# Huawei 3G dongle not connecting laptop



## maxtor (Dec 12, 2013)

I have a laptop Studio 15 with windows vista. I am trying to connect to the internet through a Huawei 3G dongle but I get the error as below:

Error 619 "A Connection to the remote computer could not be established, so the port used for this connection was closed."

I tried with 3 ports in the laptop. I have tried again after I switched off the firewall, then checked ports in device manager, then did some other troubleshooting steps from internet but nothing seems to work.

By the way the dongle itself is fine because when I try it on my desktop with Win 7  it connects without any issue. 
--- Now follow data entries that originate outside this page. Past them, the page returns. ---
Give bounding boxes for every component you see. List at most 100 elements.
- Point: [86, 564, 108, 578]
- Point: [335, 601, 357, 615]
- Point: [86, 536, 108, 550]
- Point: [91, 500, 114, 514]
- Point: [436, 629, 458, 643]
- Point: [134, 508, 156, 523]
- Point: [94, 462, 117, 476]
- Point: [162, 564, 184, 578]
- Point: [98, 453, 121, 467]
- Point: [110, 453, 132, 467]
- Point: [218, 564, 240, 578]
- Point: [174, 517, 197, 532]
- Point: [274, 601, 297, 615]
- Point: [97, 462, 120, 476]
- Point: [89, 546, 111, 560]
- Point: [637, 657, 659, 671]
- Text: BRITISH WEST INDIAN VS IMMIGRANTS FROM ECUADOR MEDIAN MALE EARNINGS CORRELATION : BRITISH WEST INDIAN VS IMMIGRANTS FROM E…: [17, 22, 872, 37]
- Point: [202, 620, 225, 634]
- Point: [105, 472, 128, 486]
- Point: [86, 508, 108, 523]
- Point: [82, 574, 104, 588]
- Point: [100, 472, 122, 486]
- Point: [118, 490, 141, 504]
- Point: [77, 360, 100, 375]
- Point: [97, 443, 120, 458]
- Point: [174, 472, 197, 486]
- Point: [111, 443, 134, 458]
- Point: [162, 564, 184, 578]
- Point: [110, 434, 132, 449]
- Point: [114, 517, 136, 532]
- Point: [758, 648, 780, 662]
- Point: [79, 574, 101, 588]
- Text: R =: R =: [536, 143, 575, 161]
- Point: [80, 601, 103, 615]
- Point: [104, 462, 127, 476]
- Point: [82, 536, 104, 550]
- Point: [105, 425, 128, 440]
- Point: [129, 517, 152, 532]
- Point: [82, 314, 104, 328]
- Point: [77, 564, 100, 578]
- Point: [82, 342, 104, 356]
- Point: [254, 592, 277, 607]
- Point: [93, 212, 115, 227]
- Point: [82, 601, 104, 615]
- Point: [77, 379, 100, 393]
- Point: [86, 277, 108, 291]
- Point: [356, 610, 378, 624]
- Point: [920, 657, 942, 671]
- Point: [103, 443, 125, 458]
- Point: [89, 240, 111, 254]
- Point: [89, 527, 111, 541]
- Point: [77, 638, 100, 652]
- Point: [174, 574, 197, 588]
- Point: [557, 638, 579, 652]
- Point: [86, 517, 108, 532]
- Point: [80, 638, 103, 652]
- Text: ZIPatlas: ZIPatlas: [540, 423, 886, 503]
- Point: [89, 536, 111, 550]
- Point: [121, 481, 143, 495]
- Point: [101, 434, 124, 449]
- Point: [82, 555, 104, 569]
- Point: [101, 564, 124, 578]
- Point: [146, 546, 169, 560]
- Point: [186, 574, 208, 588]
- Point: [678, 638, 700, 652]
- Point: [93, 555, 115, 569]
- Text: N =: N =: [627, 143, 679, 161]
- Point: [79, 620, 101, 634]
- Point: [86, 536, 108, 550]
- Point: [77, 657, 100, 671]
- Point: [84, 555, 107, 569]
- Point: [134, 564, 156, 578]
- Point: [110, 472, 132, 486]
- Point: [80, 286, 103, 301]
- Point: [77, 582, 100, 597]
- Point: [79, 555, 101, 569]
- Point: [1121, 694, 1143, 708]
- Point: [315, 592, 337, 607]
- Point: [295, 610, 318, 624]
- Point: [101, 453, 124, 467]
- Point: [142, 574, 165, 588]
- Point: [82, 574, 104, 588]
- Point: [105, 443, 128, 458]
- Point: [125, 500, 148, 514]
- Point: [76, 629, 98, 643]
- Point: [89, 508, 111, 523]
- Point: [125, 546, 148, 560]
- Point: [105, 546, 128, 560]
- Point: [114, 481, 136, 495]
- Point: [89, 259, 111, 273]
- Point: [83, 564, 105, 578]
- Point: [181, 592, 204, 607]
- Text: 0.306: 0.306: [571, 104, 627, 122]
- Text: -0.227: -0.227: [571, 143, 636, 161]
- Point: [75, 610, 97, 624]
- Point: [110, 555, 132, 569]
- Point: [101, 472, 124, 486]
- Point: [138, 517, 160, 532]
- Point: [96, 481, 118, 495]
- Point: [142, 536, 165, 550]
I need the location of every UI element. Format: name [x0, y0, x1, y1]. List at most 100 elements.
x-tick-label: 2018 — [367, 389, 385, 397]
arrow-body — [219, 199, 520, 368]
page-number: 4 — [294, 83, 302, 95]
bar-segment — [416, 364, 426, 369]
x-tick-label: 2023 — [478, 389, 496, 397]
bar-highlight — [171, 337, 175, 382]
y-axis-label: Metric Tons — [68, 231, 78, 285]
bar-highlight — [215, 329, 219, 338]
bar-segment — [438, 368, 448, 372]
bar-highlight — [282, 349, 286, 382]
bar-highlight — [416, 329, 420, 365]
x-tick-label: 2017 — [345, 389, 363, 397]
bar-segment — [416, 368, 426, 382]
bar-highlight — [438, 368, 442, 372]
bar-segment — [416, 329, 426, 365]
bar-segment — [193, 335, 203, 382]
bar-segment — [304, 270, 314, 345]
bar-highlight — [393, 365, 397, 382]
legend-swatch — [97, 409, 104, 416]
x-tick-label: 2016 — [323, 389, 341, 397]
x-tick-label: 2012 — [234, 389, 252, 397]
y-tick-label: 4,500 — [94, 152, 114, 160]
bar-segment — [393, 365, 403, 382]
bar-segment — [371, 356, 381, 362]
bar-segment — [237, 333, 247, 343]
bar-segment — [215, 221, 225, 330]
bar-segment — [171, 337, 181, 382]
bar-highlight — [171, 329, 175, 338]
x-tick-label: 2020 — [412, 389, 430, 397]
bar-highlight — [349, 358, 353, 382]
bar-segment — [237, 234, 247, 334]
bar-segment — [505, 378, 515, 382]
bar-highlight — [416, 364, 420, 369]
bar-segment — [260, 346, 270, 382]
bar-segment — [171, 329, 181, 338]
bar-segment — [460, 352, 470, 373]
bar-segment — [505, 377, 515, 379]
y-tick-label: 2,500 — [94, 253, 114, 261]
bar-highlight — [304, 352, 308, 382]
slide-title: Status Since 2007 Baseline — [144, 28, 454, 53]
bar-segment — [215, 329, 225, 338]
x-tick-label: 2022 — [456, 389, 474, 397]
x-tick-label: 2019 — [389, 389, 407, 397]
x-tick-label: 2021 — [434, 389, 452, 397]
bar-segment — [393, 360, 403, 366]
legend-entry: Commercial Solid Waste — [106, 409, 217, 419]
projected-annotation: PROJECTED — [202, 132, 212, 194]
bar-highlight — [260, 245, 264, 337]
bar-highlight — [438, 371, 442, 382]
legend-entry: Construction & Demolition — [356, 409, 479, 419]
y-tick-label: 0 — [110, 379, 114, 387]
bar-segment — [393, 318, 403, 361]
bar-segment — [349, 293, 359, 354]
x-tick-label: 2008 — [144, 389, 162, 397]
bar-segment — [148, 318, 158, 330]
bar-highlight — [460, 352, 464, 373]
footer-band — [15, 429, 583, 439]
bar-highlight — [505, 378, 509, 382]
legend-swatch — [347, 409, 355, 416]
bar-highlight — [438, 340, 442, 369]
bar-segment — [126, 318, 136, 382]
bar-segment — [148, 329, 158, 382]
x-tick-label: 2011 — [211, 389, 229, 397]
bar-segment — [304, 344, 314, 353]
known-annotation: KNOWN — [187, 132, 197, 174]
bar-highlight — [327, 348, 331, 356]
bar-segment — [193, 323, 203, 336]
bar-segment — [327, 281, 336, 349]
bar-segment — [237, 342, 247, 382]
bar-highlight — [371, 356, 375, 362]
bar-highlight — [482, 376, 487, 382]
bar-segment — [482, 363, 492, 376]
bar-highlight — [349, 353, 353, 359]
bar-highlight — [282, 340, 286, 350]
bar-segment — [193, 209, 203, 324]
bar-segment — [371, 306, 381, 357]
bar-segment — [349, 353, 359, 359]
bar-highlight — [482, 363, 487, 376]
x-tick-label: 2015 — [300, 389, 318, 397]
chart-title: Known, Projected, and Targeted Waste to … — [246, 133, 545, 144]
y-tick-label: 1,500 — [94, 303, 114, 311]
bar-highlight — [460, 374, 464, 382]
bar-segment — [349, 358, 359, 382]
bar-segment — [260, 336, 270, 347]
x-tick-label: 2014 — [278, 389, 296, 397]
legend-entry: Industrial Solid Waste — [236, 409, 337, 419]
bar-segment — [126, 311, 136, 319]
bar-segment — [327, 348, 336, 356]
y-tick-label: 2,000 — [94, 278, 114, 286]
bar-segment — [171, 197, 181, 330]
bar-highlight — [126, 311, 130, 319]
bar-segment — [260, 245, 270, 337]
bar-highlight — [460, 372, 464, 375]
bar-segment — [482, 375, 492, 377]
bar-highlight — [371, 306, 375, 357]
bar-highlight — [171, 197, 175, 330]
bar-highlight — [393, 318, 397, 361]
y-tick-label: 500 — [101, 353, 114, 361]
Anyone know how to fix it?


----------



## whitestar_999 (Dec 12, 2013)

did you tried tried all these steps:
How To Fix Error 619: A Connection to the Remote Computer Could not be Established (Modem Error) ~ GANGSTA RULZZ...


----------



## maxtor (Dec 12, 2013)

Yep first thing I did, after browsing and getting search results in Google.


----------



## whitestar_999 (Dec 12, 2013)

very hard to say considering any software or system setting can be the reason.try restarting computer after turning off firewall because sometimes a firewall driver may still cause issues even after disabling until restart.


----------



## maxtor (Dec 13, 2013)

Had done that too but no luck. 

Anyway due to lack of any solution I decided to make my Lumia a hotspot and then access the internet. In the bargain I spoilt my MTNL sim card because I could not make a proper mini-sim card that Lumia needs. So I used my 2G Vodafone connection for the purpose.


----------